Our second recommendation for a visualization tool is Qlik Sense. Qlik ranks as one of the top data visualization platforms and a choice solution for many large Multinational Corporations (MNCs), offering improved aesthetics and more user-friendly design processes than primitive visualization software.
TABLEAU


Tableau is a popular beginner-friendly visualization software which is similar to Qlik but holds additional advantages for our client.


THE CURRENT DASHBOARD


Figure 3 is a snapshot of the client’s current dashboard for one of its main product brands, which was generated using their original data structure.
This dashboard is split into two graph segments, namely the input graphs and the output graphs. The two input graphs on the left are of pre-sales data and include the distribution of brands across the various distribution channels, and the prices of their products across those channels.
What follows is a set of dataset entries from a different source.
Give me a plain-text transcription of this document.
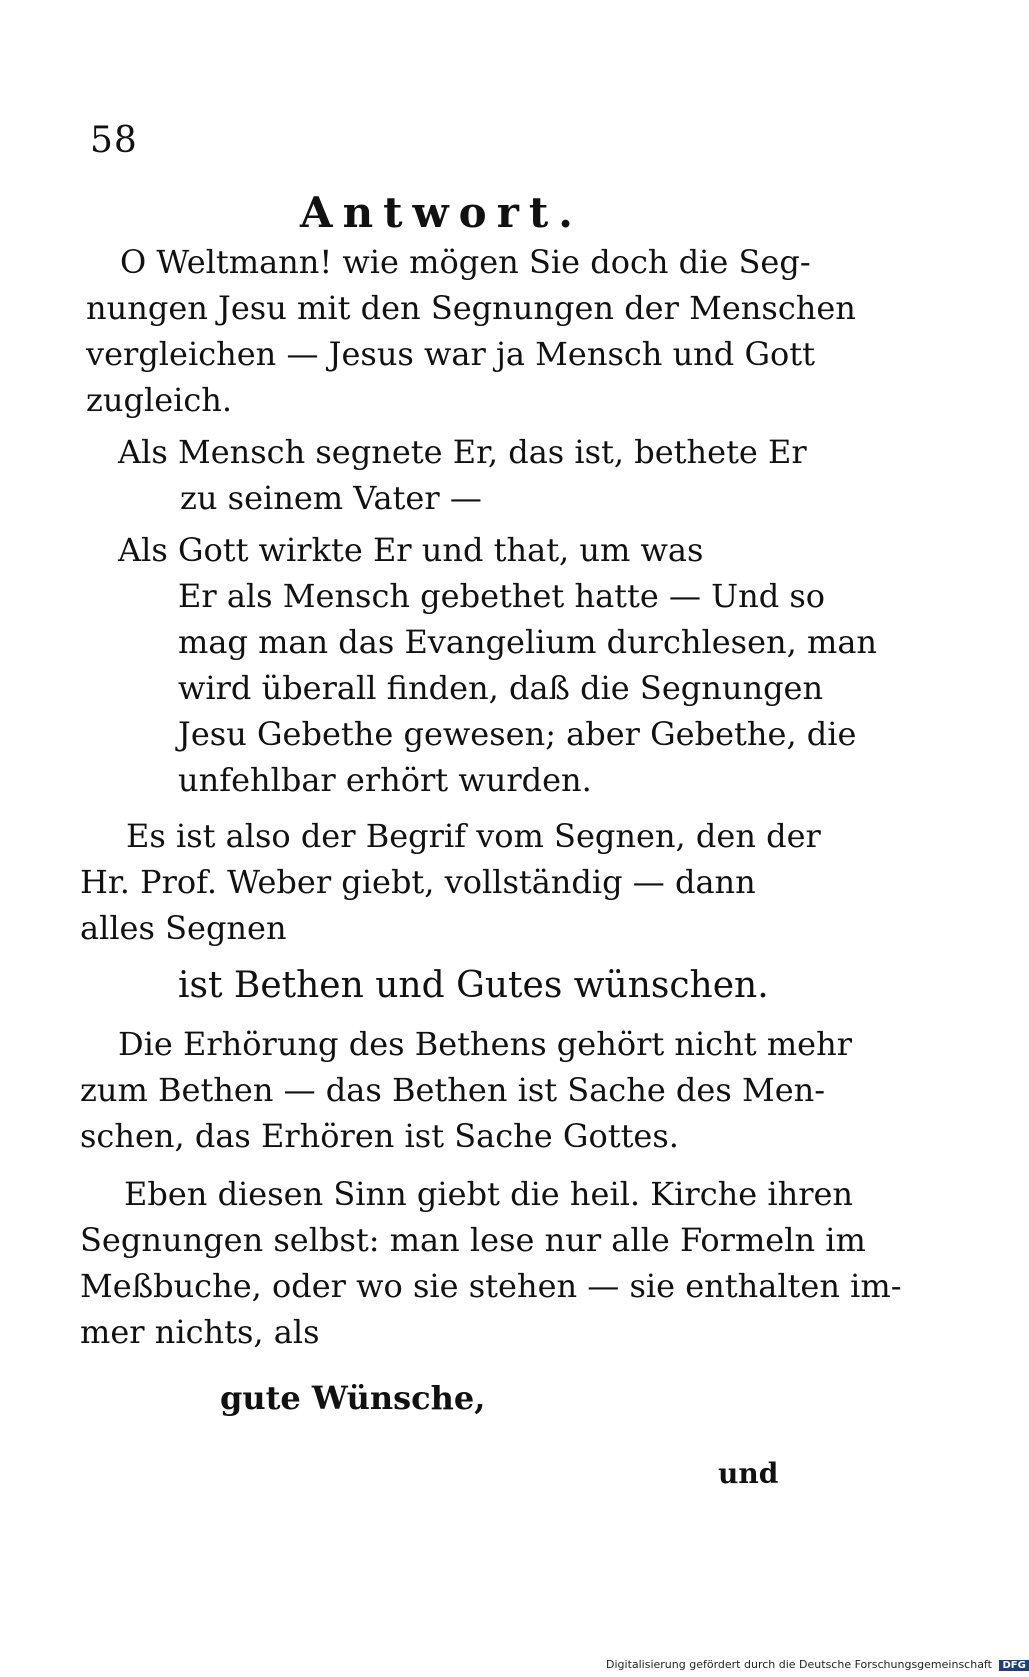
58
Antwort.
O Weltmann! wie mögen Sie doch die Seg-
nungen Jesu mit den Segnungen der Menschen
vergleichen — Jesus war ja Mensch und Gott
zugleich.
Als Mensch segnete Er, das ist, bethete Er
zu seinem Vater —
Als Gott wirkte Er und that, um was
Er als Mensch gebethet hatte — Und so
mag man das Evangelium durchlesen, man
wird überall finden, daß die Segnungen
Jesu Gebethe gewesen; aber Gebethe, die
unfehlbar erhört wurden.
Es ist also der Begrif vom Segnen, den der
Hr. Prof. Weber giebt, vollständig — dann
alles Segnen
ist Bethen und Gutes wünschen.
Die Erhörung des Bethens gehört nicht mehr
zum Bethen — das Bethen ist Sache des Men-
schen, das Erhören ist Sache Gottes.
Eben diesen Sinn giebt die heil. Kirche ihren
Segnungen selbst: man lese nur alle Formeln im
Meßbuche, oder wo sie stehen — sie enthalten im-
mer nichts, als
gute Wünsche,
und
Digitalisierung gefördert durch die Deutsche Forschungsgemeinschaft DFG
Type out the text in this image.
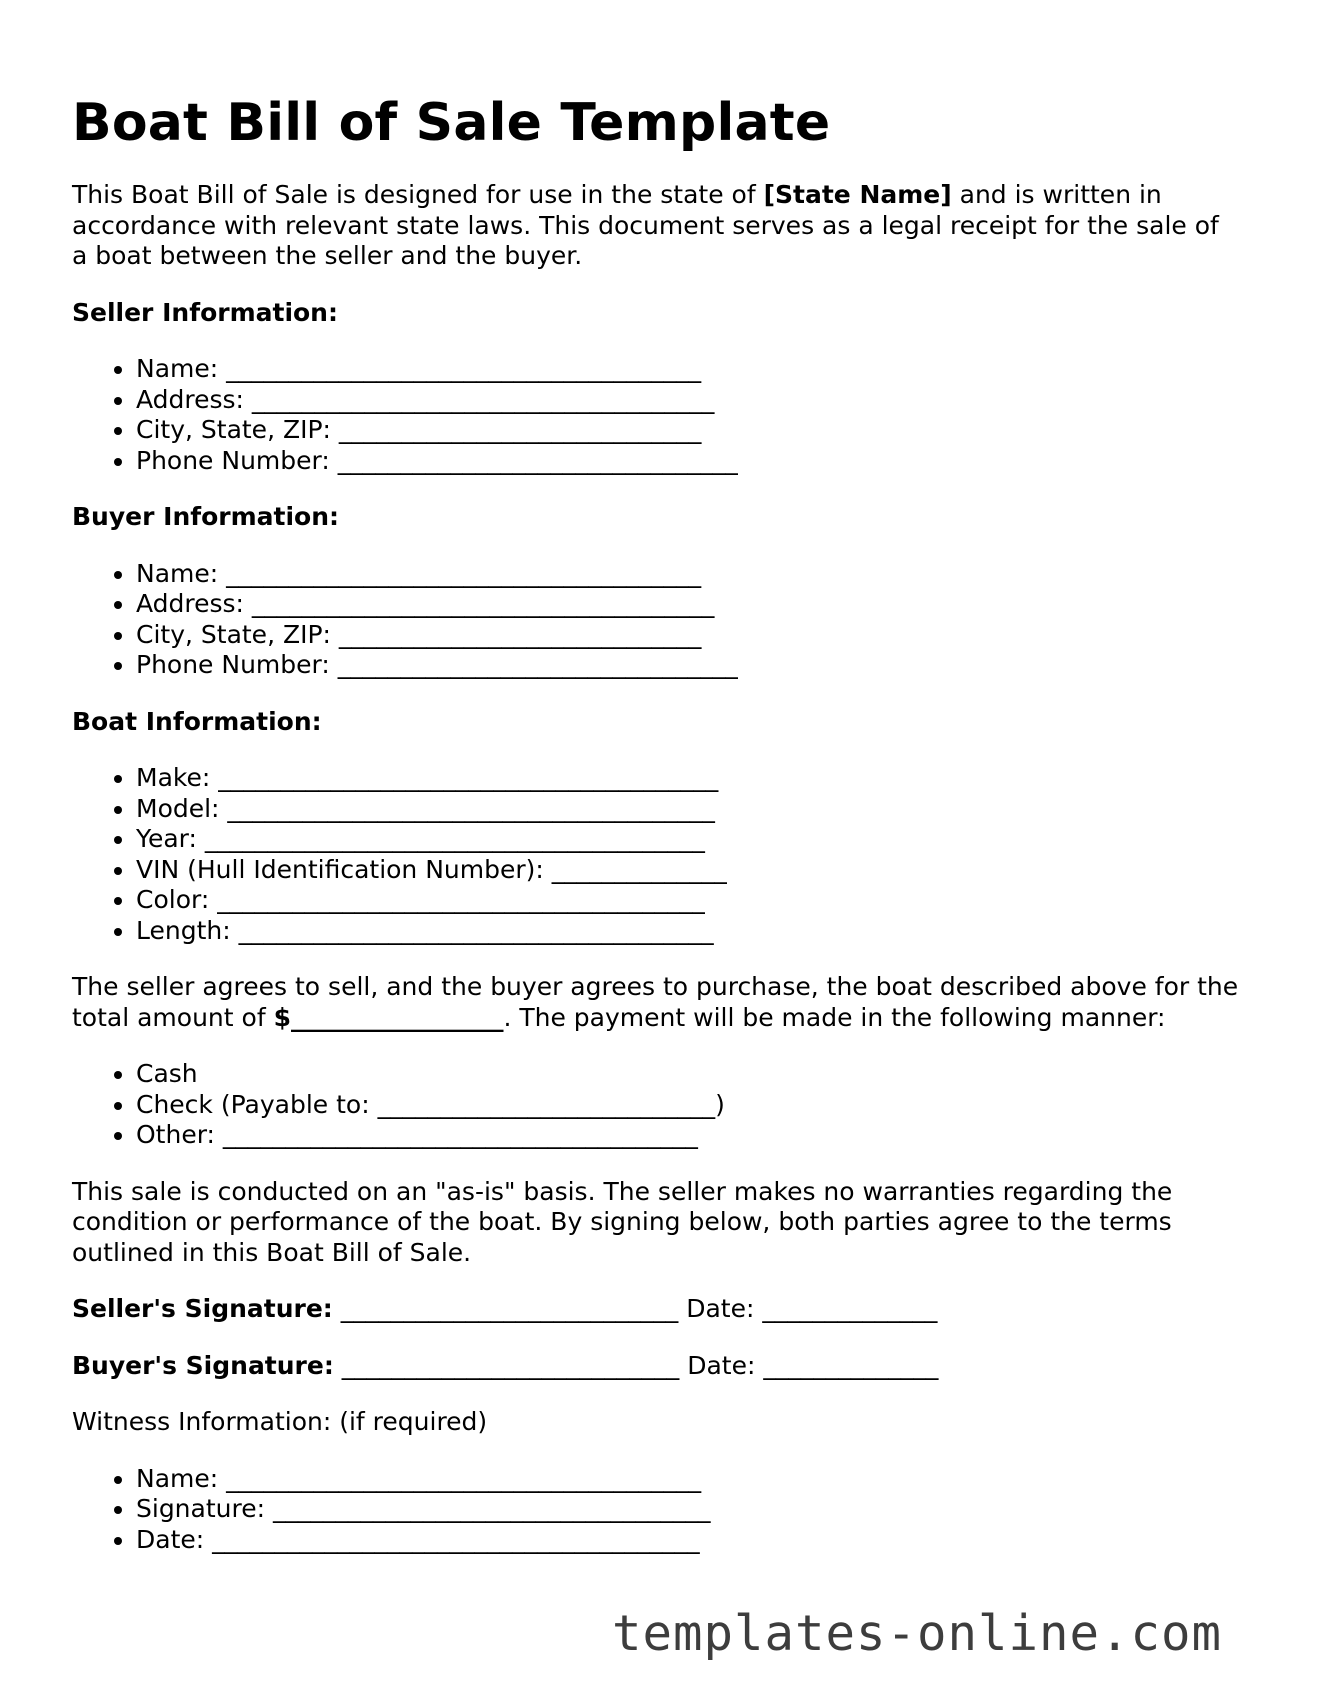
Boat Bill of Sale Template

This Boat Bill of Sale is designed for use in the state of [State Name] and is written in accordance with relevant state laws. This document serves as a legal receipt for the sale of a boat between the seller and the buyer.

Seller Information:
• Name: ______________________________________
• Address: _____________________________________
• City, State, ZIP: _____________________________
• Phone Number: ________________________________
Buyer Information:
• Name: ______________________________________
• Address: _____________________________________
• City, State, ZIP: _____________________________
• Phone Number: ________________________________
Boat Information:
• Make: ________________________________________
• Model: _______________________________________
• Year: ________________________________________
• VIN (Hull Identification Number): ______________
• Color: _______________________________________
• Length: ______________________________________

The seller agrees to sell, and the buyer agrees to purchase, the boat described above for the total amount of $_________________. The payment will be made in the following manner:

• Cash
• Check (Payable to: ___________________________)
• Other: ______________________________________

This sale is conducted on an "as-is" basis. The seller makes no warranties regarding the condition or performance of the boat. By signing below, both parties agree to the terms outlined in this Boat Bill of Sale.

Seller's Signature: ___________________________ Date: ______________
Buyer's Signature: ___________________________ Date: ______________
Witness Information: (if required)
• Name: ______________________________________
• Signature: ___________________________________
• Date: _______________________________________
templates-online.com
The four output graphs on the right are of post-sales data and include the equity and imageries of the brand as provided by customers, the awareness, penetration and usage of the brand among customers, and the sales performance plotted against the sales volume.
This method of data visualization may not be ideal for several reasons.
  1. As the data was neither in Relational nor Flat Table format, it is not possible to automatically load the files into visualization platforms requires the data to be input manually, which takes unnecessary time and effort.
  2. The resulting visualizations are highly static and lack filter options, making it difficult for users to slice and dice, to view a specific segment of data – a function which is readily available in other visualization platforms.
  3. Monthly addition of new data into the dashboard will be a time-consuming process due to the manual input method required.